Florida officials on Tuesday completed “Operation Kandy Krush,” uncovering nearly 70,000 packages of edible hemp products with packaging that target children due to their likeness to common, branded, candies such as Air Heads, Skittles, Trolli gummy candies, Jolly Ranchers, Sour Patch Kids, and Life Savers.
The products were outlawed by a measure passed during the 2023 legislative session. The bill defined the term “attractive to children” to mean manufactured in the shape of humans, cartoons, or animals; manufactured in a form that bears any reasonable resemblance to an existing candy product that is familiar to the public as a widely distributed, branded food product such that a product could be mistaken for the branded product, especially by children; or containing any color additives.

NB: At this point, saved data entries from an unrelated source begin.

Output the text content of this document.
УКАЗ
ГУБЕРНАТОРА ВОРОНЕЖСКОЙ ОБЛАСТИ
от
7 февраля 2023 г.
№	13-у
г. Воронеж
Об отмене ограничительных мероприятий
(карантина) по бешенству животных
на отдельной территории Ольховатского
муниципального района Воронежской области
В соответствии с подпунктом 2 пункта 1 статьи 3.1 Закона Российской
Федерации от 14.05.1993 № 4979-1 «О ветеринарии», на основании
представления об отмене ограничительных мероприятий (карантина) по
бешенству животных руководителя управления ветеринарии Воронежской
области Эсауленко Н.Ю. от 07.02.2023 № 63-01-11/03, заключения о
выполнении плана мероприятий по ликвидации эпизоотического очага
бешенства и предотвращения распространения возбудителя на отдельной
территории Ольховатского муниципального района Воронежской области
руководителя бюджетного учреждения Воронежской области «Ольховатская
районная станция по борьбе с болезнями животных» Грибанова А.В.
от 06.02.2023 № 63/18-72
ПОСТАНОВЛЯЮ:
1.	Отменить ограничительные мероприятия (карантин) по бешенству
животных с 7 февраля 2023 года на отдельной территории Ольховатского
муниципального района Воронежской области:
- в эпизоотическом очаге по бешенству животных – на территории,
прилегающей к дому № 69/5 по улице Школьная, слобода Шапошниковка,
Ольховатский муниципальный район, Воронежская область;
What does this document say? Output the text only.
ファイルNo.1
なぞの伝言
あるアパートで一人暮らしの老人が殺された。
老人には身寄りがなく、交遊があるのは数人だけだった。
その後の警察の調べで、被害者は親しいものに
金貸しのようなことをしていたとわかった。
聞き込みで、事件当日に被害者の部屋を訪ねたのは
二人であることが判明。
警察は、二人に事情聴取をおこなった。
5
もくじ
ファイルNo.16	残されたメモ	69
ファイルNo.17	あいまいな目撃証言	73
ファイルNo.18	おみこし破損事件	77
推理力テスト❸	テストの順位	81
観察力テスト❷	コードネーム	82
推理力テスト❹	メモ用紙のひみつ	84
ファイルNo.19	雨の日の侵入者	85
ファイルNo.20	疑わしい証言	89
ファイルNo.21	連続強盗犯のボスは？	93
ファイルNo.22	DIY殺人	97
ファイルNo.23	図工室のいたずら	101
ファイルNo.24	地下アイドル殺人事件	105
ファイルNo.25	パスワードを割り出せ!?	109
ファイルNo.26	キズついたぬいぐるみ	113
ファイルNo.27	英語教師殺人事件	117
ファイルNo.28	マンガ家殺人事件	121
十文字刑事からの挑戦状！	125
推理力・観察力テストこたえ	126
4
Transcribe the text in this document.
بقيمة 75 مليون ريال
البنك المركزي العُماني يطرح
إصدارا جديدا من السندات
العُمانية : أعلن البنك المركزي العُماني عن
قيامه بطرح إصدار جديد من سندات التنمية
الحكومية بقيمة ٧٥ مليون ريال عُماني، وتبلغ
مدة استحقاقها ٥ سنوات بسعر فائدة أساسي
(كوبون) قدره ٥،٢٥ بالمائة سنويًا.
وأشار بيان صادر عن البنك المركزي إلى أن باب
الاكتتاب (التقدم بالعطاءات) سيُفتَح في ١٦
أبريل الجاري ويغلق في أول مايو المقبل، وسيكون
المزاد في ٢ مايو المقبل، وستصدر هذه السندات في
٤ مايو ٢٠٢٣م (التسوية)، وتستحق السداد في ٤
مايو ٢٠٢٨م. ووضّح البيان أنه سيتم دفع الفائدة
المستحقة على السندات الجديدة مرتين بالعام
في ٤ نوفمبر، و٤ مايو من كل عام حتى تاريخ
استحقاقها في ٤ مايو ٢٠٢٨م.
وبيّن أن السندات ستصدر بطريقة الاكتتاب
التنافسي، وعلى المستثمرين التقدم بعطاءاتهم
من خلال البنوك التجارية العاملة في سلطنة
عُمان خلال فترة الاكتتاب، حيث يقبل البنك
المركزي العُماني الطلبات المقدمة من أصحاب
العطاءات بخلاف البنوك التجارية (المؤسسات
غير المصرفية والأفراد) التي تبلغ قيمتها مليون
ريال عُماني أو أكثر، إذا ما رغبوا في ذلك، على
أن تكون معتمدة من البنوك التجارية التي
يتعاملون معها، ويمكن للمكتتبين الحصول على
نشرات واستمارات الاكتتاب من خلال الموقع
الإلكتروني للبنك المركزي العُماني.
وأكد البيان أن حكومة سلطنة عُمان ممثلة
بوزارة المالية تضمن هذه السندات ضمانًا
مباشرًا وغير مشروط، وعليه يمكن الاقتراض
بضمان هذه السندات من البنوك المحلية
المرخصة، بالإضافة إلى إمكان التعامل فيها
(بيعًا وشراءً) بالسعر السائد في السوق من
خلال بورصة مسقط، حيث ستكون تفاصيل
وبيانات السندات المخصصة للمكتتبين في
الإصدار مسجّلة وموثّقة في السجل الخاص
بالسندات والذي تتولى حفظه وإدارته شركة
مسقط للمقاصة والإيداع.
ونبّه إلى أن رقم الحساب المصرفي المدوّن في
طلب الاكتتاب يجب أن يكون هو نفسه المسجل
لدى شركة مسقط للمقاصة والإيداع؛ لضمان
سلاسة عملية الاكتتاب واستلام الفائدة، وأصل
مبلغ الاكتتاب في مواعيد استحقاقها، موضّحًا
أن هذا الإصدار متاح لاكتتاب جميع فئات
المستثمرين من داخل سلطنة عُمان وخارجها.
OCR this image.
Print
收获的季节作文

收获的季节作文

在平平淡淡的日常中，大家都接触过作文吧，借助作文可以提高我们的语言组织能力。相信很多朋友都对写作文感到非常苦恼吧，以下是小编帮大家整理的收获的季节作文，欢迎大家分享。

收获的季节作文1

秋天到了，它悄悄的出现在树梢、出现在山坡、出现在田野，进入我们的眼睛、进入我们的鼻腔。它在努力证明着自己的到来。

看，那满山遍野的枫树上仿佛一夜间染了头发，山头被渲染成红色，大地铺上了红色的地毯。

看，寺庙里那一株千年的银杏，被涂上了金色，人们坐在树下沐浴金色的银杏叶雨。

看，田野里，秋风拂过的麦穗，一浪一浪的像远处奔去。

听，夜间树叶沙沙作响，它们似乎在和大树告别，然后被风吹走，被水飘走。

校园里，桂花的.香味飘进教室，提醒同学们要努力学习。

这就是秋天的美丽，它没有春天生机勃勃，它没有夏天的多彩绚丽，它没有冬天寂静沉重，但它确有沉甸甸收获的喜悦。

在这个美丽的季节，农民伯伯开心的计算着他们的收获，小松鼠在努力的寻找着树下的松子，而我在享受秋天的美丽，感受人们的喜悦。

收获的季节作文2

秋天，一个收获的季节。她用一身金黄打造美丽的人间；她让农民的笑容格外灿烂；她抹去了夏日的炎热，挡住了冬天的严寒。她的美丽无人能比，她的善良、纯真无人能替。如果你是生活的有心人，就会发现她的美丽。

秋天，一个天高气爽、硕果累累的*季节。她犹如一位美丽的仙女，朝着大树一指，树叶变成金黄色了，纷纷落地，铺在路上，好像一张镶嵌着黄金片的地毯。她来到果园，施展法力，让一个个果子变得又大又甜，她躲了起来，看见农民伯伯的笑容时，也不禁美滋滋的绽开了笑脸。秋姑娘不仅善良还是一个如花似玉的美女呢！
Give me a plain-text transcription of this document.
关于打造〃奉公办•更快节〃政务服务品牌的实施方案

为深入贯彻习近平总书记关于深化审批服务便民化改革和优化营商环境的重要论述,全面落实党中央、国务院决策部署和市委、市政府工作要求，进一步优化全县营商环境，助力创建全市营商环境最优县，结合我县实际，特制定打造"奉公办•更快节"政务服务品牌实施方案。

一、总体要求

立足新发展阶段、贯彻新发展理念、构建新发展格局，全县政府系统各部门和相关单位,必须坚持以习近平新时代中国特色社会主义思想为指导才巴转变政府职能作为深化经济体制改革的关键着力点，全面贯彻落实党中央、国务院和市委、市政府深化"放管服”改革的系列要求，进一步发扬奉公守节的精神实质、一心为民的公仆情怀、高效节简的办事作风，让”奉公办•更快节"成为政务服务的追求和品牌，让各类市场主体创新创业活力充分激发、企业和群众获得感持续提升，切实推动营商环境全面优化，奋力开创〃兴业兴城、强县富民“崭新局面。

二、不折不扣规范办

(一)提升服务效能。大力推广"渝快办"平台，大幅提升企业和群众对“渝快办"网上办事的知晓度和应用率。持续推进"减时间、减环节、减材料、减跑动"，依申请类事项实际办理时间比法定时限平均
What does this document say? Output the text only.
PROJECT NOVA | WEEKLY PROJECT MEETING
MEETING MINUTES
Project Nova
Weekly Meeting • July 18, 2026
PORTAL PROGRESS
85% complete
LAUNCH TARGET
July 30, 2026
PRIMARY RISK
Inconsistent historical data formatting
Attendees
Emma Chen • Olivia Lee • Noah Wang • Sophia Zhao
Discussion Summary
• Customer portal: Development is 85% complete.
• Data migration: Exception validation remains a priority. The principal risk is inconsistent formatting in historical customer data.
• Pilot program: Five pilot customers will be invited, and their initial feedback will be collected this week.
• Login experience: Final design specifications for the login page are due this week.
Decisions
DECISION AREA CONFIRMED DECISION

In a statement, Florida Commissioner of Agriculture Wilton Simpson said the action “sends a clear message that illegal and unsafe hemp products have no place” in the state, and officials “will continue diligently enforcing the law to keep … communities safe.”
“As part of our ongoing commitment to safeguarding Florida’s children and consumers, we launched ‘Operation Kandy Krush,’ Florida’s most extensive hemp inspection sweep ever. Today, we’re proud to announce the results, as we’ve uncovered nearly 70,000 hemp products – including euphoric, high-potency THC products – specifically designed to appeal to children, a blatant violation of Florida law.” — Simpson in a press release
The sweep included inspections of more than 475 food establishments in 37 Florida counties.
Under the law, consumers must be 21 or older to purchase hemp products that contain THC, requires such products to be packaged in a safe container, and requires ingestible hemp products to be held to the same health and safety standards as other food products.